Speech Recognition: Robust Speech Recognition I
Technical Program Session SPE-2
AUDIO-VISUAL MULTI-CHANNEL SPEECH SEPARATION, DEREVERBERATION AND RECOGNITION
The Chinese University of Hong Kong; Tencent AI lab
Problem
accurate recognition of cocktail party speech characterised by the interference from overlapping speakers, background noise and room reverberation.
Proposed method
In this paper, an audiovisual multi-channel speech separation, dereverberation and recognition approach with visual information into all three stages of the system is proposed.
The advantage of the additional visual modality over using audio only is demonstrated on two neural dereverberation approaches based on DNN-WPE and spectral mapping respectively.
BEST OF BOTH WORLDS: MULTI-TASK AUDIO-VISUAL AUTOMATIC SPEECH RECOGNITION AND ACTIVE SPEAKER DETECTION
Google, Inc.
Problem
Under noisy conditions, automatic speech recognition (ASR) can greatly benefit from the addition of visual signals coming from a video of the speaker’s face.
현실적으로 여러 얼굴이 존재하는 경우가 많은데 전통적으로 active speaker detection (ASD)으로 모든 시간마다 audio와 일치하는 active speaker's face를 분리하는 모델을 따로 사용했으나, 최근에는 attention 모델을 추가해서 별도의 ASD를 설계하지 않고 audio와 모든 face candidate을 모델에 집어 넣어 end-to-end way로 처리 하기도 한다.
Proposed method
2.1. A/V Backbone: Shared Audio-Visual Frontend
Acoustic Features. log mel filterbank
Audio and Video Synchronization. resample video
Visual Features. ConvNet on top of the synchronized video
Attention Mechanism. in order to soft-select the one matching the audio.

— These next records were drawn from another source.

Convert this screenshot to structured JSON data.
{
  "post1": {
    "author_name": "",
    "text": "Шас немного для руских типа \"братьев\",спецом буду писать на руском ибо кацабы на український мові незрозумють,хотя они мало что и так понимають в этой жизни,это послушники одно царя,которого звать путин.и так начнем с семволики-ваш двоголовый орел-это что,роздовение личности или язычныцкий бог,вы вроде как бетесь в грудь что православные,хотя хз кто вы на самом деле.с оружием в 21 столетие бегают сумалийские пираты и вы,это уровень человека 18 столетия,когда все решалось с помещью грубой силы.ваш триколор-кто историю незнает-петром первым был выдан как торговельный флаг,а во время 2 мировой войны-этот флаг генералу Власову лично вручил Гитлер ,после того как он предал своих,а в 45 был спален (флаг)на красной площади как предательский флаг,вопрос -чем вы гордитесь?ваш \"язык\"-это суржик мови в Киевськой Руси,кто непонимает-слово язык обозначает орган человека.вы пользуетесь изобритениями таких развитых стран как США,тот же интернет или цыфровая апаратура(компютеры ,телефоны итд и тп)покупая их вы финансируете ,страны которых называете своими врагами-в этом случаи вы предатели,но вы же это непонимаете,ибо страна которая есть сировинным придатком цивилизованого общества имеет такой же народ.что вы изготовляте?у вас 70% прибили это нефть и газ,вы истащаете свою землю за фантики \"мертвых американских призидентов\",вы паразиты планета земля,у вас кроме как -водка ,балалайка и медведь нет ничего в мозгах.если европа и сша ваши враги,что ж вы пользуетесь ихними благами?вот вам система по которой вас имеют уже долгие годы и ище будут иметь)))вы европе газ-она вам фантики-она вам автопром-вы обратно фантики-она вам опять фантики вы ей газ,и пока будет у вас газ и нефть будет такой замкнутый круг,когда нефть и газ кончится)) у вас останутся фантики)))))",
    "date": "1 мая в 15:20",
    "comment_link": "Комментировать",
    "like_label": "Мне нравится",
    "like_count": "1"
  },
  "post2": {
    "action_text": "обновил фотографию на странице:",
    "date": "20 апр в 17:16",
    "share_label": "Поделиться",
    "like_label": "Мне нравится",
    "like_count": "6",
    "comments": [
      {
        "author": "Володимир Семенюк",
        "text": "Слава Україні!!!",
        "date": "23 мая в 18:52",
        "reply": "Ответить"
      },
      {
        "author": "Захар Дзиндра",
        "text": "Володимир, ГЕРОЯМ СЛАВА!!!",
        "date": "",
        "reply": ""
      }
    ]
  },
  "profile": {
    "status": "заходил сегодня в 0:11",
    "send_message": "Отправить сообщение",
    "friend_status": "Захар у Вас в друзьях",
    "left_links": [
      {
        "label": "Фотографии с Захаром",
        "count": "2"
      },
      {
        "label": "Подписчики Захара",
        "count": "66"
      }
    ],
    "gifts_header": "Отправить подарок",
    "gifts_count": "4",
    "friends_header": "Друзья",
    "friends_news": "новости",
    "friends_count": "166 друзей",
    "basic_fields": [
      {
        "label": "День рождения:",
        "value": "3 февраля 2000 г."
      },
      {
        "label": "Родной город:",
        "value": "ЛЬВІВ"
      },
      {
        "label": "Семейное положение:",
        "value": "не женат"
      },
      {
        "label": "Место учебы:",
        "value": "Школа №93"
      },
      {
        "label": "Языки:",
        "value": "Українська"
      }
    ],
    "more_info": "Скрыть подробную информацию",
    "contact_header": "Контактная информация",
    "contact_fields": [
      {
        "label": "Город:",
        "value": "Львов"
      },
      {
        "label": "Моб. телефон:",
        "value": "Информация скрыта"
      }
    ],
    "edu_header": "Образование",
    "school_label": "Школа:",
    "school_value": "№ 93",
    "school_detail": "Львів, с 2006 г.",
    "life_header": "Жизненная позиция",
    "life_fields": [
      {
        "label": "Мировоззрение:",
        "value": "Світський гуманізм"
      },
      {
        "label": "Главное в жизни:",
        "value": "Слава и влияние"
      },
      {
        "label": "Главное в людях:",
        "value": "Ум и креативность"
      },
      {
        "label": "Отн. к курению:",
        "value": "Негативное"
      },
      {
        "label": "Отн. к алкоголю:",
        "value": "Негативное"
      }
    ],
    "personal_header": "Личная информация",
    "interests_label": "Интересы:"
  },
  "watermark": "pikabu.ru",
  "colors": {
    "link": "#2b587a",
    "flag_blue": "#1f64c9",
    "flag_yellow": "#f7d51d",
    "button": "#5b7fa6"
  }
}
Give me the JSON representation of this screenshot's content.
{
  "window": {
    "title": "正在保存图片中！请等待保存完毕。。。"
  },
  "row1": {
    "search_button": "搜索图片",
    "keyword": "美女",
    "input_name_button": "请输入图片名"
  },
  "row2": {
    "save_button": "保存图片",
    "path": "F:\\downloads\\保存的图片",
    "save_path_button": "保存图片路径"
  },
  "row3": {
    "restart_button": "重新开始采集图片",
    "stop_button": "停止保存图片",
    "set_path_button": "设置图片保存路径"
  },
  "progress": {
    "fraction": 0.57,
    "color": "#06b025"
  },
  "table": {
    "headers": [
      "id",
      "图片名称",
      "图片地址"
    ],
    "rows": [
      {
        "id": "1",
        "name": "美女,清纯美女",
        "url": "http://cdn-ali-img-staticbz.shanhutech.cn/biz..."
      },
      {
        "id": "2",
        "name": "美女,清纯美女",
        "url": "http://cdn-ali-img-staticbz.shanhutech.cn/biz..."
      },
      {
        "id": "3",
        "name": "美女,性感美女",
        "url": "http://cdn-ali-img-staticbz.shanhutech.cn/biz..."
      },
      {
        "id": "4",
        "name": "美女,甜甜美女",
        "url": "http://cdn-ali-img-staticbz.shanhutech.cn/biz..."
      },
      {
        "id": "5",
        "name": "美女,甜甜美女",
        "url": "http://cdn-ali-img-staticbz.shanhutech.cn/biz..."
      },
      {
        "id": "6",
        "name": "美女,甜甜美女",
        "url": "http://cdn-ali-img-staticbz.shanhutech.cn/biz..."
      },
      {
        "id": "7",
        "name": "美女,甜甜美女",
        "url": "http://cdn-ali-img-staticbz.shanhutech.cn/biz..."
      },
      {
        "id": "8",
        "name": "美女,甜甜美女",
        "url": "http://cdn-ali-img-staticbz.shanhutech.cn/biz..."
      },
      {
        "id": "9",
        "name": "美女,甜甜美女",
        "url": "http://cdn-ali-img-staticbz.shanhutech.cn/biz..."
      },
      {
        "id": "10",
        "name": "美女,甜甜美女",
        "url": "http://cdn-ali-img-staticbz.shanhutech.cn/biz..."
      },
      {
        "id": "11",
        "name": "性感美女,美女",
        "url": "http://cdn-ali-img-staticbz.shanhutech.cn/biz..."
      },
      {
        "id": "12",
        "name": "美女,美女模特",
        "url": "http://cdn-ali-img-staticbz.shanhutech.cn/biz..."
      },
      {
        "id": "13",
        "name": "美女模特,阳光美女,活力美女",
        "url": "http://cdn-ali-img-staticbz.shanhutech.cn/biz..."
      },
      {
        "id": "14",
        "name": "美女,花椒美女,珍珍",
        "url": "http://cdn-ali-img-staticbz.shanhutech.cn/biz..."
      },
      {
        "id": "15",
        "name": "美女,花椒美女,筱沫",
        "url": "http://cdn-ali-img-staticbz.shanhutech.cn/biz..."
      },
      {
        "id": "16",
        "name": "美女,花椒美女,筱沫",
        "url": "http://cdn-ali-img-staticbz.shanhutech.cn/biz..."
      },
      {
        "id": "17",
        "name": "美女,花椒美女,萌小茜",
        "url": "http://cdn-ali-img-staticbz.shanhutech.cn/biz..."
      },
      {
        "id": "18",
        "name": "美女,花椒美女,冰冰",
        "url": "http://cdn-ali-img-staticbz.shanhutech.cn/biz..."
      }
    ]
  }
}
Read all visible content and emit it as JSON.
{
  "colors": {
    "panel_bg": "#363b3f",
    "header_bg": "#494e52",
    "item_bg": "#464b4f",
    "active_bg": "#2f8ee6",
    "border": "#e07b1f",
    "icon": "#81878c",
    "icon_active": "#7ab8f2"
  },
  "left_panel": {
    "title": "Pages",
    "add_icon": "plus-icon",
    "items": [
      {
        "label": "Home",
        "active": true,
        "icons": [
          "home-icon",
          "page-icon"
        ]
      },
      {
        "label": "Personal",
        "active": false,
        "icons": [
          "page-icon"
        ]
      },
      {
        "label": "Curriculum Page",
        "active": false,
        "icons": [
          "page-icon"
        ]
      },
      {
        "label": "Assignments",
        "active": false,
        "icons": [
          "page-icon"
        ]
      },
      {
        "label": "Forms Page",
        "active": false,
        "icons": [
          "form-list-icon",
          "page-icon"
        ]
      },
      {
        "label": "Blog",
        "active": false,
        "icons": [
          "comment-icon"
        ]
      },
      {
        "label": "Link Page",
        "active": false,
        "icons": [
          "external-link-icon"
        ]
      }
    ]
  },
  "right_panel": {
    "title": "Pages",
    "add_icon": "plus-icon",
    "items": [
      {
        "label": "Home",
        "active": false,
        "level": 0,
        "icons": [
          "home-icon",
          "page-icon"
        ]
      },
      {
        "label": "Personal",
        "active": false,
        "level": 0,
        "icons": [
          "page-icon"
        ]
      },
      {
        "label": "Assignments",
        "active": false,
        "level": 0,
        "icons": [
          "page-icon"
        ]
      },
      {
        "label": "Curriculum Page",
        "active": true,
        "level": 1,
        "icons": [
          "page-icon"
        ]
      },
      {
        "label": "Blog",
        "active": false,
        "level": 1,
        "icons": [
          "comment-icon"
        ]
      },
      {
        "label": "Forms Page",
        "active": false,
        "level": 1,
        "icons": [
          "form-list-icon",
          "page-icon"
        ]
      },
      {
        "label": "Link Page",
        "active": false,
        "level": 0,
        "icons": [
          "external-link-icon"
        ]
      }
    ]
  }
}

2.2. ASR Model - Transformer-Transducer Model
For ASR, the weighted visual features and input acoustic features are then concatenated along the last dimension, producing audio-visual features which are then fed to the ASR encoder.
2.3. ASD Model
For ASD, the attention scores is used directly for the model prediction. For each audio query and each timestep, the attention scores give a measure of how well each candidate video corresponds to the audio.
3. MULTI-TASK LOSS FOR A/V ASR AND ASD
ASD. For active speaker detection, the normalized attention weights can be used to train the attention module directly with cross entropy loss.
ASR. RNN-T loss
MTL Loss. We combine the ASD and ASR losses with a weighted linear sum of the losses
Key Findings
This paper presents a multi-task learning (MTL) for a model that can simultaneously perform audio-visual ASR and active speaker detection, improving previous work on multiperson audio-visual ASR.
Combining the two tasks is enough to significantly improve the performance of the model in the ASD task relative to the baseline.
IMPROVING NOISE ROBUSTNESS OF CONTRASTIVE SPEECH REPRESENTATION LEARNING WITH SPEECH RECONSTRUCTION
The Ohio State University, USA, Microsoft Corporation
Problem
Noise Robust ASR
Proposed method
In this paper, authors employ a noise-robust representation learned by a refined self-supervised framework of wav2vec 2.0 for noisy speech recognition. They combine a reconstruction module with contrastive learning and perform multi-task continual pre-training to explicitly reconstruct the clean speech from the noisy input.